ABD Senatosu Dış İlişkiler Komitesi'nin gündemi Türkiye oldu. Gezi Parkı olaylarının tartışıldığı toplantıda Başbakan Erdoğan hakkında yapılan Atatürk yorumu ise
Murphy, açılış konuşmasında, ABD için Türk-Amerikan ilişkilerinin çok önemli olduğunu vurgulayarak, son 8 yılda Türkiye'ye 3 kez gittiğini ve Başbakan Recep Tayyip Erdoğan ve AK Parti'nin, kısmen Avrupa ve ABD ile ilişkilerin de sayesinde, Türkiye'yi bölgedeki ekonomik ve siyasi güç merkezi olarak küresel çapta ön sıralara taşıdığını büyülenerek görme şansına eriştiğini belirtti.

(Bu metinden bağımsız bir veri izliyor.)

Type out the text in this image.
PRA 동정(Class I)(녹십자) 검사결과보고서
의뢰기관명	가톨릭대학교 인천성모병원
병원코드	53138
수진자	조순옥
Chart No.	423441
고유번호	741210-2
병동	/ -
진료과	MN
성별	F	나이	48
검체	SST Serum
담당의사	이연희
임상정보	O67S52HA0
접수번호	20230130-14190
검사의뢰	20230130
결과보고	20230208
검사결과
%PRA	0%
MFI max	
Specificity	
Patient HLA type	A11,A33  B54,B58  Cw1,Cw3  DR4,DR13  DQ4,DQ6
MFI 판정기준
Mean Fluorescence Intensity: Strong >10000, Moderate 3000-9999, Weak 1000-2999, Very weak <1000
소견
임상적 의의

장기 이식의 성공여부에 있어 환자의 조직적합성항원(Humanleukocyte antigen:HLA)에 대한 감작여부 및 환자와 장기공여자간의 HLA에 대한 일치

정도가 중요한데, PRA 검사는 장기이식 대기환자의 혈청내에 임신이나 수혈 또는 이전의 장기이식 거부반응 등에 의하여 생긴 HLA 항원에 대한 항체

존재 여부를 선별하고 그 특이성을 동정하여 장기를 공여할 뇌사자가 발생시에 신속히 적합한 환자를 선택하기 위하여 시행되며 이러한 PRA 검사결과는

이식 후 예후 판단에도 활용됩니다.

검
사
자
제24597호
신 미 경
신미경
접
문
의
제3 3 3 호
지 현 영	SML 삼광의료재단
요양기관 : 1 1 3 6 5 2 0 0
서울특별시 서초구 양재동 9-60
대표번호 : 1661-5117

Ancak aynı zamanda, iktidar partisinin, arkasındaki çoğunluk desteğini, tartışmalı yasalar ve zaman zaman medya ve son dönemde siyasi özgürlükleri bastırmada kullandığını öne süren Murphy, Türkiye'nin izlediği yönün, özellikle de demokrasisinin eşitliği sorusu bağlamında, ABD için ve ABD'nin bu coğrafyadaki çıkarları açısından çok önemli olduğunu kaydetti. Türkiye'nin ekonomik başarısı ve vatandaşlarının istifade ettiği göreceli özgürlüklerin, bölge genelindeki halklar açısından çok cazip olduğunu dile getiren Murphy, Türkiye'nin şu anda, laik gelenekleriyle dini özgürlükler arasında, bölgedeki çıkarlarını takip etmekle, aynı zamanda demokratik Türk değerlerini savunma noktasında nasıl bir denge kurulacağı meselesiyle yüz yüze kaldığı görüşünü ifade etti.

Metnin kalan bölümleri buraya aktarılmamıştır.